Ja'Kobi Jackson

No. 24 – Ohio State Buckeyes
- Position: Running back
- Class: Redshirt Senior

Personal information
- Listed height: 5 ft 11 in (1.80 m)
- Listed weight: 217 lb (98 kg)

Career information
- High school: Pensacola Catholic (Pensacola, Florida)
- College: Coahoma (2020–2022); Florida (2023–2025); Ohio State (2026–present);
- Stats at ESPN

= Ja'Kobi Jackson =

American football player

Ja'Kobi Jackson is an American college football running back for the Ohio State Buckeyes. He previously played for the Coahoma Tigers and Florida Gators.

==Early life==
Jackson attended Pensacola Catholic High School in Pensacola, Florida. During his senior season, he earned first-team all-state honors. Jackson was an unranked recruit and committed to play college football at Coahoma Community College.

==College career==
=== Coahoma CC ===
In three years at Coahoma Community College from 2020 through 2022, Jackson played in 20 games, rushing for 1,390 yards and 14 touchdowns on 276 carries, while also hauling in 14 passes for 115 yards and two touchdowns. After the conclusion of the season, Jackson entered the NCAA transfer portal.

=== Florida ===
Jackson transferred to play for the Florida Gators. In 2023, he took a redshirt.
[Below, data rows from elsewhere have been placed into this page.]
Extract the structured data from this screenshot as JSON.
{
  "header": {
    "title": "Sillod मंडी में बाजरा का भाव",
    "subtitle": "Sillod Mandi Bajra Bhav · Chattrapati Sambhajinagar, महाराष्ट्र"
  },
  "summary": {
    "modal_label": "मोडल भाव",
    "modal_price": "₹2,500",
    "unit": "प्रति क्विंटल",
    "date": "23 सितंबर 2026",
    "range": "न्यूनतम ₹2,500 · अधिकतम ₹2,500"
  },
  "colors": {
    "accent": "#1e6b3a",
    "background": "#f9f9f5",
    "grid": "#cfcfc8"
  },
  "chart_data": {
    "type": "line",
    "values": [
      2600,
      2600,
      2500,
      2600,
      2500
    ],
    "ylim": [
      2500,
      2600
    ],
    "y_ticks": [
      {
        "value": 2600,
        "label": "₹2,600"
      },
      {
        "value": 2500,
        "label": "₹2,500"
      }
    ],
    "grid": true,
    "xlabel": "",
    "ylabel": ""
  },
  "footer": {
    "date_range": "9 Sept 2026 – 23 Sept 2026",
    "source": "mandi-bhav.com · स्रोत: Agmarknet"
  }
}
In week 11 of the 2024 season, Jackson ran for 116 yards and a touchdown on 19 carries in a game against Texas. He finished the 2024 season with 509 rushing yards and seven touchdowns. Jackson finished the 2025 season with 27 carries for 98 yards. After the season he once again entered the NCAA transfer portal.

=== Ohio State ===
Jackson transferred to play for the Ohio State Buckeyes.